I’ve got another wonderful find to share with you all today.
Oh – and 2 great recipes too!
I was truly impressed with the story behind LYNQ fruit and vegetable blends, as the company’s mission resonates for this mom who’s always looking for ways to ramp up her kid’s nutrition.
LYNQ (“Love Yourself No Question”) was created by a mom who was determined to incorporate more fruits and veggies into her son’s diet, after he stumped numerous medical professionals with a combo of symptoms. After months of research and experimentation in her kitchen, her son’s health began to improve, and the idea for LYNQ was born.

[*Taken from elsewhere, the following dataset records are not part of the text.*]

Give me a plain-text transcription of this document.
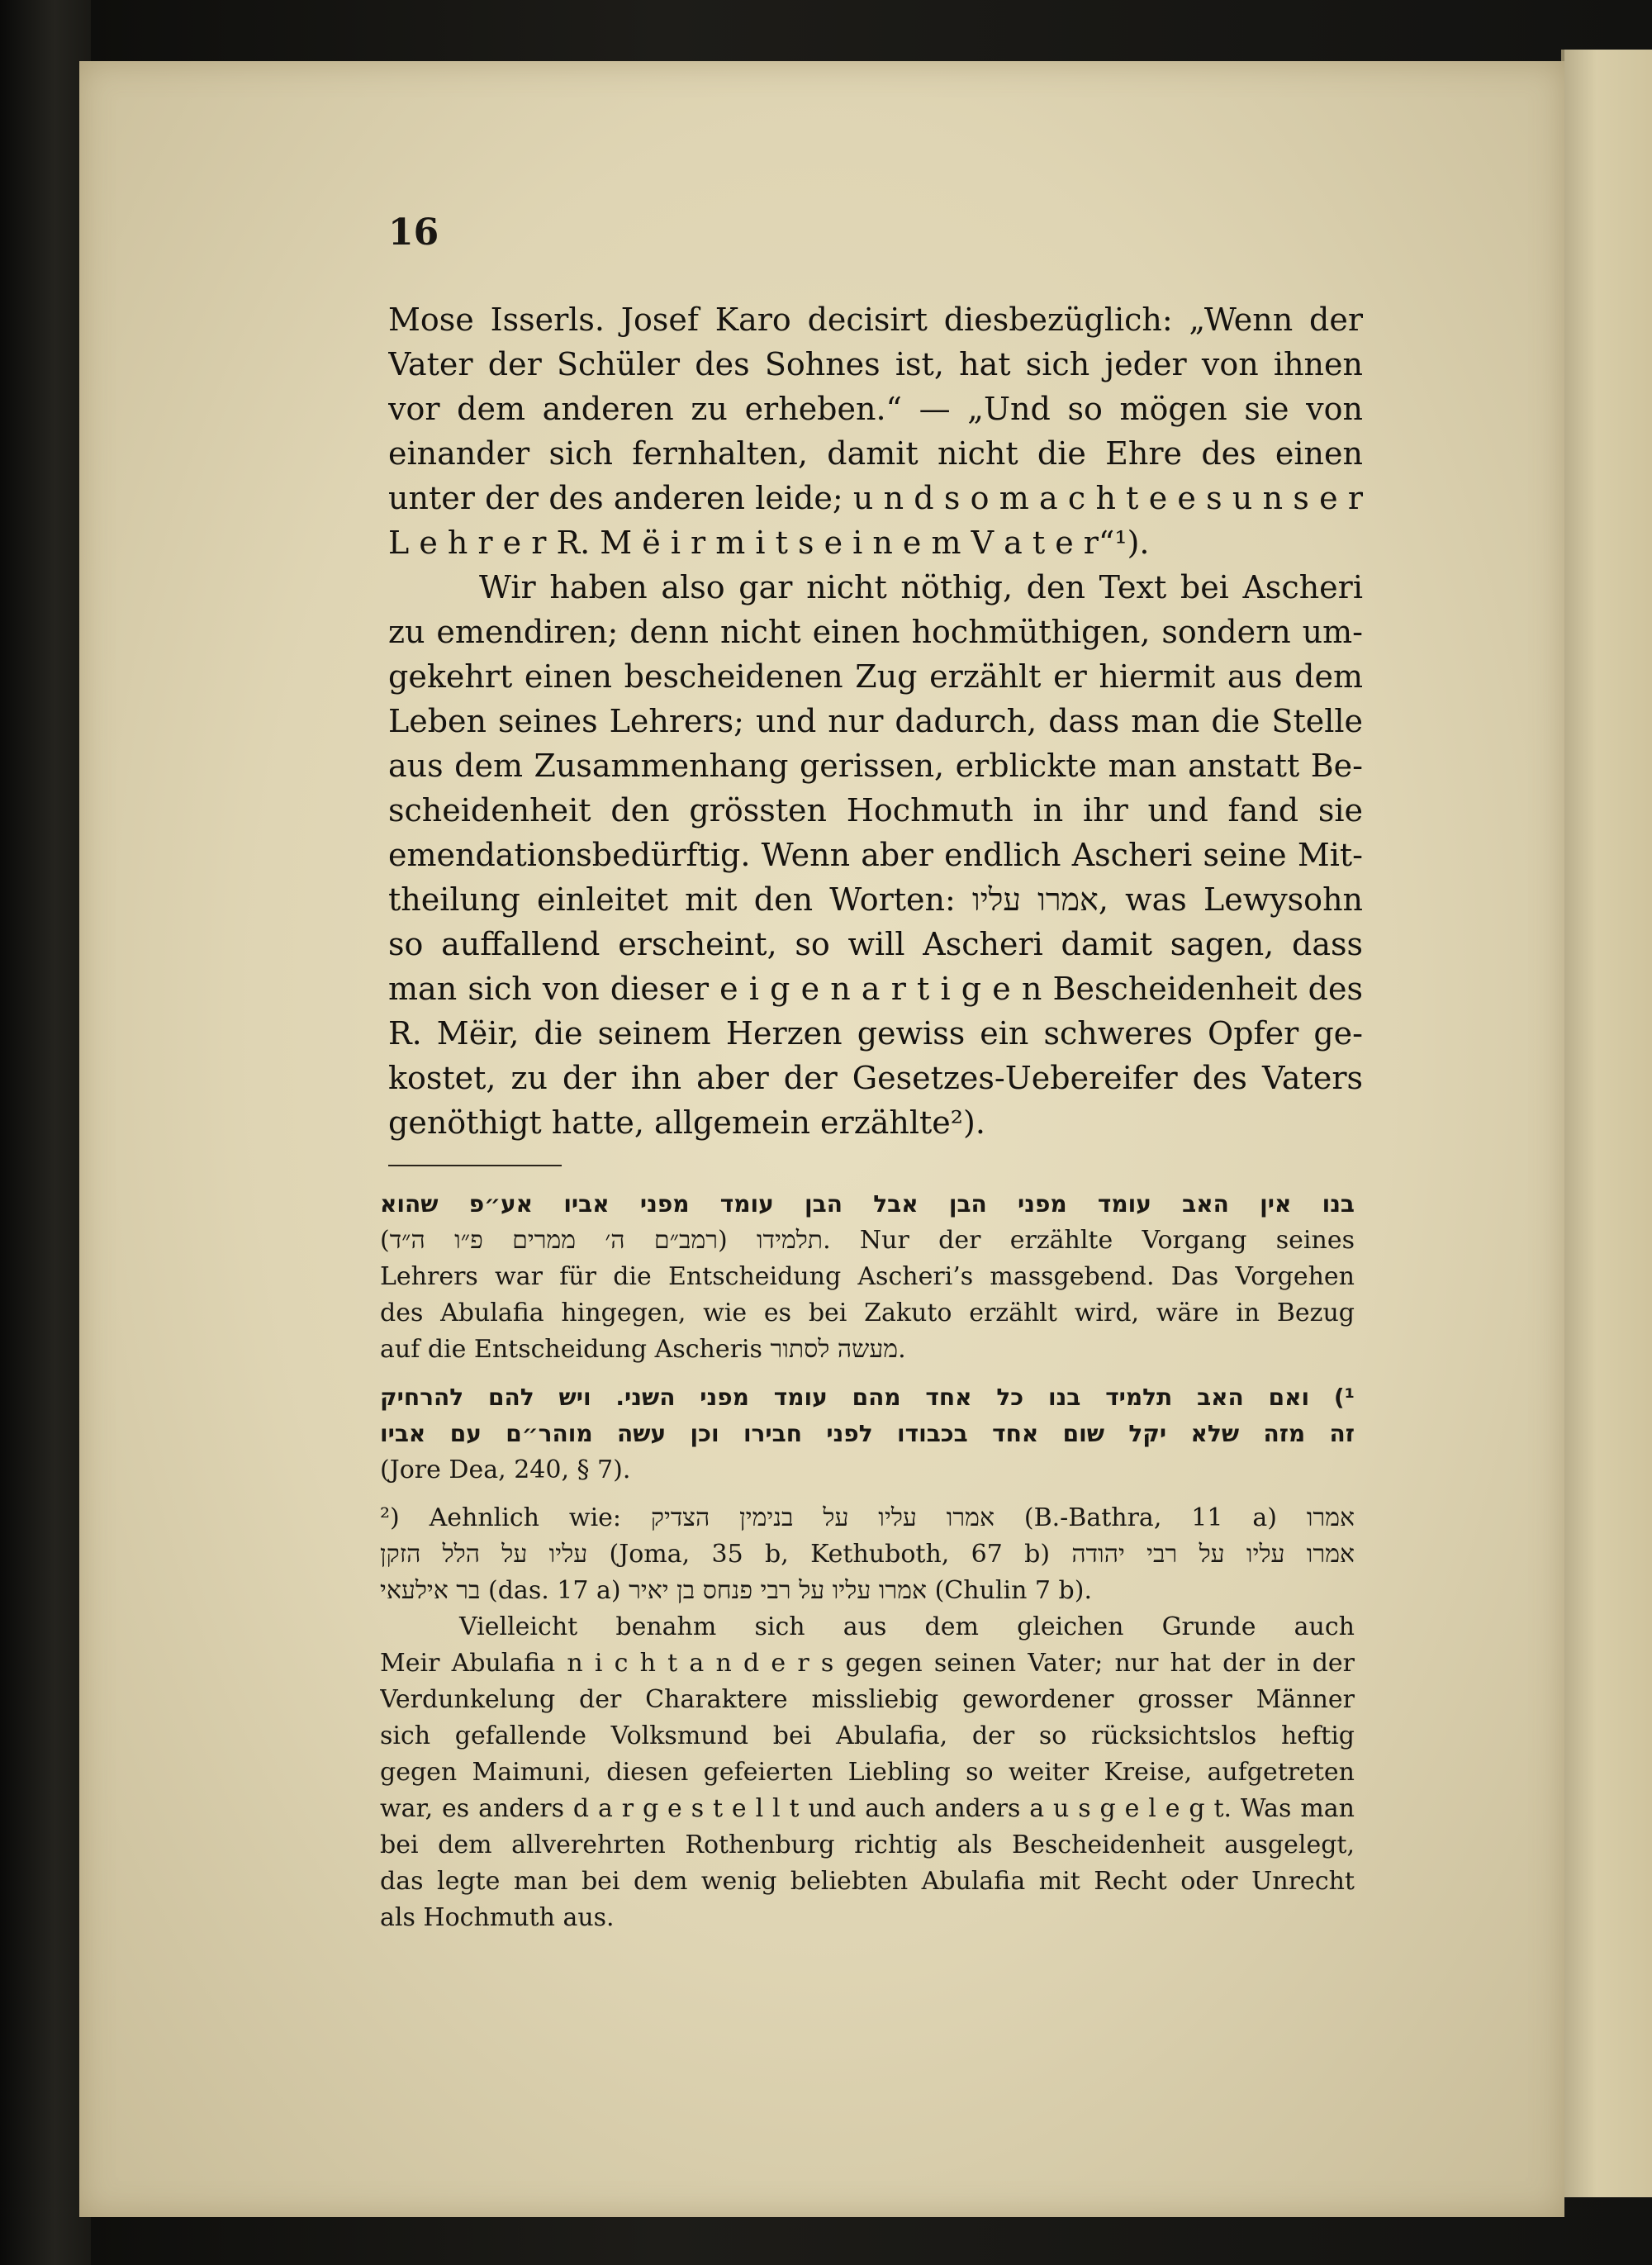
16
Mose Isserls. Josef Karo decisirt diesbezüglich: „Wenn der
Vater der Schüler des Sohnes ist, hat sich jeder von ihnen
vor dem anderen zu erheben.“ — „Und so mögen sie von
einander sich fernhalten, damit nicht die Ehre des einen
unter der des anderen leide; u n d s o m a c h t e e s u n s e r
L e h r e r R. M ë i r m i t s e i n e m V a t e r“¹).
Wir haben also gar nicht nöthig, den Text bei Ascheri
zu emendiren; denn nicht einen hochmüthigen, sondern um-
gekehrt einen bescheidenen Zug erzählt er hiermit aus dem
Leben seines Lehrers; und nur dadurch, dass man die Stelle
aus dem Zusammenhang gerissen, erblickte man anstatt Be-
scheidenheit den grössten Hochmuth in ihr und fand sie
emendationsbedürftig. Wenn aber endlich Ascheri seine Mit-
theilung einleitet mit den Worten: אמרו עליו, was Lewysohn
so auffallend erscheint, so will Ascheri damit sagen, dass
man sich von dieser e i g e n a r t i g e n Bescheidenheit des
R. Mëir, die seinem Herzen gewiss ein schweres Opfer ge-
kostet, zu der ihn aber der Gesetzes-Uebereifer des Vaters
genöthigt hatte, allgemein erzählte²).
בנו אין האב עומד מפני הבן אבל הבן עומד מפני אביו אע״פ שהוא
תלמידו (רמב״ם ה׳ ממרים פ״ו ה״ד). Nur der erzählte Vorgang seines
Lehrers war für die Entscheidung Ascheri’s massgebend. Das Vorgehen
des Abulafia hingegen, wie es bei Zakuto erzählt wird, wäre in Bezug
auf die Entscheidung Ascheris מעשה לסתור.
¹) ואם האב תלמיד בנו כל אחד מהם עומד מפני השני. ויש להם להרחיק
זה מזה שלא יקל שום אחד בכבודו לפני חבירו וכן עשה מוהר״ם עם אביו
(Jore Dea, 240, § 7).
²) Aehnlich wie: אמרו עליו על בנימין הצדיק (B.-Bathra, 11 a) אמרו
עליו על הלל הזקן (Joma, 35 b, Kethuboth, 67 b) אמרו עליו על רבי יהודה
בר אילעאי (das. 17 a) אמרו עליו על רבי פנחס בן יאיר (Chulin 7 b).
Vielleicht benahm sich aus dem gleichen Grunde auch
Meir Abulafia n i c h t a n d e r s gegen seinen Vater; nur hat der in der
Verdunkelung der Charaktere missliebig gewordener grosser Männer
sich gefallende Volksmund bei Abulafia, der so rücksichtslos heftig
gegen Maimuni, diesen gefeierten Liebling so weiter Kreise, aufgetreten
war, es anders d a r g e s t e l l t und auch anders a u s g e l e g t. Was man
bei dem allverehrten Rothenburg richtig als Bescheidenheit ausgelegt,
das legte man bei dem wenig beliebten Abulafia mit Recht oder Unrecht
als Hochmuth aus.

All LYNQ products are non-GMO, soy-free, gluten-free and vegan. Each superfood blend contains up to 50% of your daily intake of vitamins A, B, C, D, E and K, up to 6 grams of fiber per serving, and is a good source of calcium, potassium and folic acid. The ingredients come from produce that is grown organically, dehydrated, and ground to powder. They can be added to smoothies, infused into water bottles or folded into almost any recipe you’re already making for your family. LYNQ retains its nutritional value in extreme heat, so no need to be concerned when baking with their products.
So of course, I made donuts!
These easy baked donuts get a sneaky boost of vitamins, thanks to a few tablespoons of LYNQ in the batter. Each recipe comes together in minutes, and I love the idea of having LYNQ on-hand, to stir into whatever I’m making for Noah at any time.

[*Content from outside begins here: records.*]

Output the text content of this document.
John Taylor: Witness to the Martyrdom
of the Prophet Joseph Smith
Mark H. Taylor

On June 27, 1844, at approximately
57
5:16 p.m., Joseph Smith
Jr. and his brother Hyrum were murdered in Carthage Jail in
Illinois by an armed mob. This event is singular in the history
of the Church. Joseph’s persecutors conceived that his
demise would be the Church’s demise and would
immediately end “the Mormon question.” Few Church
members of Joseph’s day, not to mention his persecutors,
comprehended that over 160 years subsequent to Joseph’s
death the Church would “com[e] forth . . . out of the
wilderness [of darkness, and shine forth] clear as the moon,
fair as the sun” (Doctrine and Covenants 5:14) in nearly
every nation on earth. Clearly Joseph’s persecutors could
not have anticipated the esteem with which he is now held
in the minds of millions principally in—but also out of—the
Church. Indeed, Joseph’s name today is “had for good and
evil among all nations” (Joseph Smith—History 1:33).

Wanna try LYNQ for yourself? I’ve got a promotional code to get you started! Simply type in SILVER20 at checkout, to receive 20% off your full order! And be sure to follow LYNQ on social media for lots more recipe inspiration.
How will you use LYNQ?
adapted from Macro Chef
3/4 cup flour (I used all-purpose but you can use whole wheat, a gluten-free blend or ground oats)
2 tablespoons peanut powder (optional; can increase flour by 2 tablespoons instead – learn more about peanut powder here!)
3 tablespoons LYNQ Invincible Superfood Blend
1 teaspoon baking powder
1 egg, beaten
1/4 cup maple syrup
1/4 cup milk
3 tablespoons creamy peanut butter (or any nut butter)
1 teaspoon vanilla
Chocolate and Peanut Butter Glazes:
1/4 cup chocolate chips
2 teaspoons coconut oil
2 tablespoons peanut powder mixed with 2 tablespoons water (may substitute with 2 – 3 tablespoons melted peanut butter or other nut butterh)
For the donuts: Pre-heat oven to 350 degrees; grease and flour a doughnut pan (I like this one).
In a medium bowl, whisk the flour, peanut powder (if using), LYNQ, baking powder and salt. Add the egg, maple syrup, milk, peanut butter and vanilla; whisk till smooth. Transfer batter to a ziploc bag and snip an opening in one corner. Pipe the batter into your pan; tap lightly to level. Bake donuts for 7 – 10 minutes or till a tester comes out clean. Transfer donuts to a wire rack set over a piece of waxed paper; cool completely.
For the glazes: Place the chocolate chips and coconut oil in a small bowl and microwave for a minute; stir till smooth. Dip the top half of each donut into the glaze, allowing the excess to drip off, and return to the wire rack to set. Drizzle with the peanut powder (or peanut butter); let set before serving.
Blueberry “Sneaky” Donuts with Lemon Glaze
adapted from Southern In-Law
1/3 cup flour
1/4 cup blueberries
3 tablespoons almond flour
2 tablespoons LYNQ Empowdered Superfood Blend
1/2 teaspoon baking powder
3 egg whites, room temperature
2 teaspoons vanilla
3 tablespoons maple syrup
1/2 cup confectioner’s sugar
2 – 3 teaspoonsh lemon juice
For the donuts: Pre-heat oven to 350 degrees; grease and flour a doughnut pan.
Remove 1 tablespoon flour from your measured 1/3 cup and toss with the blueberries; set aside. Combine the remaining flour with the rest of your ingredients and stir till smooth. Gently fold in the blueberries. Spoon into your prepared pan and bake for 7 – 10 minutes or till a tester comes out clean. Transfer donuts to a wire rack set over a piece of waxed paper; cool completely.
Whisk confectioner’s sugar with lemon juice, adding more sugar or juice if needed till a thick yet pourable glaze is achieved. Dip the top half of each donut into the glaze, allowing the excess to drip off, and return to the wire rack to set.
This delicious recipe brought to you by Sheri Silver
Note: I was not compensated for this post. LYNQ sent me their products in exchange for a review; all comments and opinions are – as always – completely my own.